Marvin Gandall
Spectator sports has its share of beer-bellied yobs, but I'd hestitate to compare the occasional soccer riot to the long history of cruelty and violence provoked by religious belief. Marx was addressing one aspect of its contradictory nature, but it has been as much a stimulant as a narcotic, and it's hard to say which has been the more socially destructive.
In modern urban societies, including in the US, professional sports is now more widely and intensely experienced than religion but largely continues to serve the same function as a source of group identification, relief from material concerns, and distraction from politics. That's all the analogy was intended to suggest.
^^^^ CB: I remember years ago thinking " spectator sports is the opium of the male masses". In the U.S., NFL football is on Sunday, conflicting with church time. It may not be the heart of a heartless situation, but it is some fun and frolic, play, in an world saturated with alienated laboring. Sports spectating permits displays of public silliness even, through convention of fans or fanatical cheering masses for sports teams.

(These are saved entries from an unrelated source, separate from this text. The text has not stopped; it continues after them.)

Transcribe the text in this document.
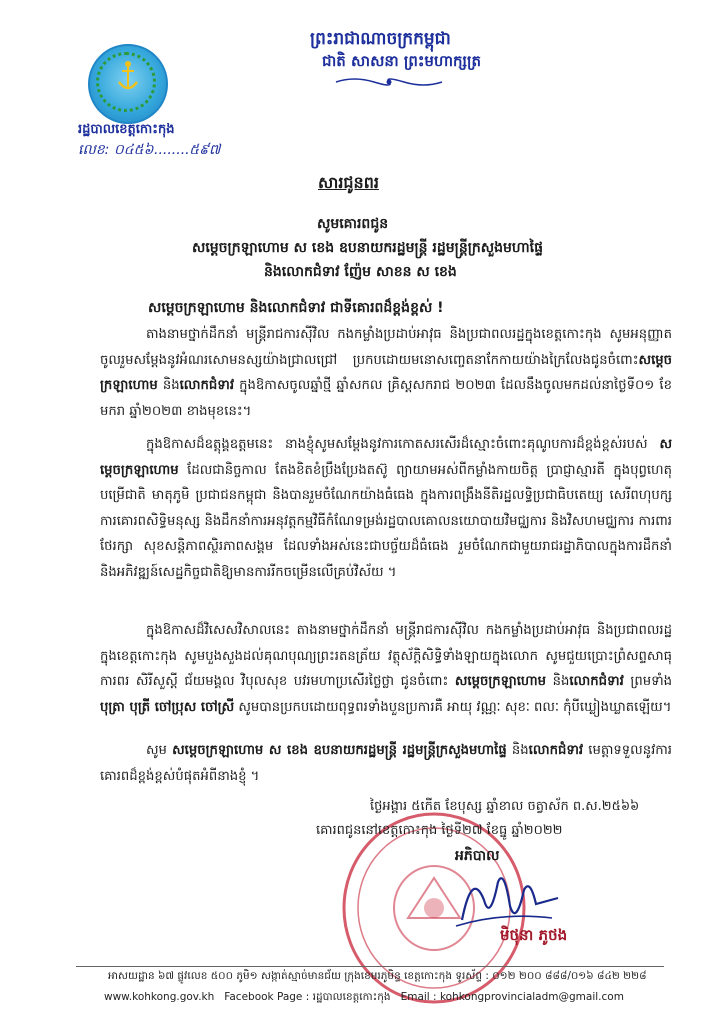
រដ្ឋបាលខេត្តកោះកុង
លេខ: ០៤៥៦........៥៩៧
ព្រះរាជាណាចក្រកម្ពុជា
ជាតិ សាសនា ព្រះមហាក្សត្រ
សារជូនពរ
សូមគោរពជូន
សម្តេចក្រឡាហោម ស ខេង ឧបនាយករដ្ឋមន្ត្រី រដ្ឋមន្ត្រីក្រសួងមហាផ្ទៃ
និងលោកជំទាវ ញ៉ែម សាខន ស ខេង
សម្តេចក្រឡាហោម និងលោកជំទាវ ជាទីគោរពដ៏ខ្ពង់ខ្ពស់ !
តាងនាមថ្នាក់ដឹកនាំ មន្ត្រីរាជការស៊ីវិល កងកម្លាំងប្រដាប់អាវុធ និងប្រជាពលរដ្ឋក្នុងខេត្តកោះកុង សូមអនុញ្ញាតចូលរួមសម្តែងនូវអំណរសោមនស្សយ៉ាងជ្រាលជ្រៅ ប្រកបដោយមនោសញ្ចេតនាកែកាយយ៉ាងក្រៃលែងជូនចំពោះសម្តេចក្រឡាហោម និងលោកជំទាវ ក្នុងឱកាសចូលឆ្នាំថ្មី ឆ្នាំសកល គ្រិស្តសករាជ ២០២៣ ដែលនឹងចូលមកដល់នាថ្ងៃទី០១ ខែមករា ឆ្នាំ២០២៣ ខាងមុខនេះ។
ក្នុងឱកាសដ៏ឧត្តុង្គឧត្តមនេះ នាងខ្ញុំសូមសម្តែងនូវការកោតសរសើរដ៏ស្មោះចំពោះគុណូបការដ៏ខ្ពង់ខ្ពស់របស់ សម្តេចក្រឡាហោម ដែលជានិច្ចកាល តែងខិតខំប្រឹងប្រែងតស៊ូ ព្យាយាមអស់ពីកម្លាំងកាយចិត្ត ប្រាជ្ញាស្មារតី ក្នុងបុព្វហេតុបម្រើជាតិ មាតុភូមិ ប្រជាជនកម្ពុជា និងបានរួមចំណែកយ៉ាងធំធេង ក្នុងការពង្រឹងនីតិរដ្ឋលទ្ធិប្រជាធិបតេយ្យ សេរីពហុបក្ស ការគោរពសិទ្ធិមនុស្ស និងដឹកនាំការអនុវត្តកម្មវិធីកំណែទម្រង់រដ្ឋបាលគោលនយោបាយវិមជ្ឈការ និងវិសហមជ្ឈការ ការពារ ថែរក្សា សុខសន្តិភាពស្ថិរភាពសង្គម ដែលទាំងអស់នេះជាបច្ច័យដ៏ធំធេង រួមចំណែកជាមួយរាជរដ្ឋាភិបាលក្នុងការដឹកនាំ និងអភិវឌ្ឍន៍សេដ្ឋកិច្ចជាតិឱ្យមានការរីកចម្រើនលើគ្រប់វិស័យ ។
ក្នុងឱកាសដ៏វិសេសវិសាលនេះ តាងនាមថ្នាក់ដឹកនាំ មន្ត្រីរាជការស៊ីវិល កងកម្លាំងប្រដាប់អាវុធ និងប្រជាពលរដ្ឋក្នុងខេត្តកោះកុង សូមបួងសួងដល់គុណបុណ្យព្រះរតនត្រ័យ វត្ថុស័ក្តិសិទ្ធិទាំងឡាយក្នុងលោក សូមជួយប្រោះព្រំសព្ទសាធុការពរ សិរីសួស្តី ជ័យមង្គល វិបុលសុខ បវរមហាប្រសើរថ្លៃថ្លា ជូនចំពោះ សម្តេចក្រឡាហោម និងលោកជំទាវ ព្រមទាំង បុត្រា បុត្រី ចៅប្រុស ចៅស្រី សូមបានប្រកបដោយពុទ្ធពរទាំងបួនប្រការគឺ អាយុ វណ្ណៈ សុខៈ ពលៈ កុំបីឃ្លៀងឃ្លាតឡើយ។
សូម សម្តេចក្រឡាហោម ស ខេង ឧបនាយករដ្ឋមន្ត្រី រដ្ឋមន្ត្រីក្រសួងមហាផ្ទៃ និងលោកជំទាវ មេត្តាទទួលនូវការគោរពដ៏ខ្ពង់ខ្ពស់បំផុតអំពីនាងខ្ញុំ ។
ថ្ងៃអង្គារ ៥កើត ខែបុស្ស ឆ្នាំខាល ចត្វាស័ក ព.ស.២៥៦៦
គោរពជូននៅខេត្តកោះកុង ថ្ងៃទី២៧ ខែធ្នូ ឆ្នាំ២០២២
អភិបាល
មិថុនា ភូថង
អាសយដ្ឋាន ៦៧ ផ្លូវលេខ ៥០០ ភូមិ១ សង្កាត់ស្មាច់មានជ័យ ក្រុងខេមរភូមិន្ទ ខេត្តកោះកុង ទូរស័ព្ទ : ០១២ ២០០ ៨៨៨/០១៦ ៨៤២ ២២៨
www.kohkong.gov.kh Facebook Page : រដ្ឋបាលខេត្តកោះកុង Email : kohkongprovincialadm@gmail.com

I wondered " does draw off some of the inspiration masses get from mass meetings that might be directed into mass political action ?" The masses are spectators in sports, watching, passive; they are "objects", not "subjects". But I don't really think now that a radical program would want to include discouragement of spectator sports events. It might want to promote more amateur participation in physical activity of sports by sports fans, i.e. fanatical spectators. Workers especially need to use their bodies for fun, active leisure.
I agree with Jerry that there is a serious chauvinizing partial theme to spectator sports, inherent in the competition between teams different places - from schools to cities- pumped up sometimes to correspond metaphorically to the American ,patriotic and military nation. This seems to be especially true of football.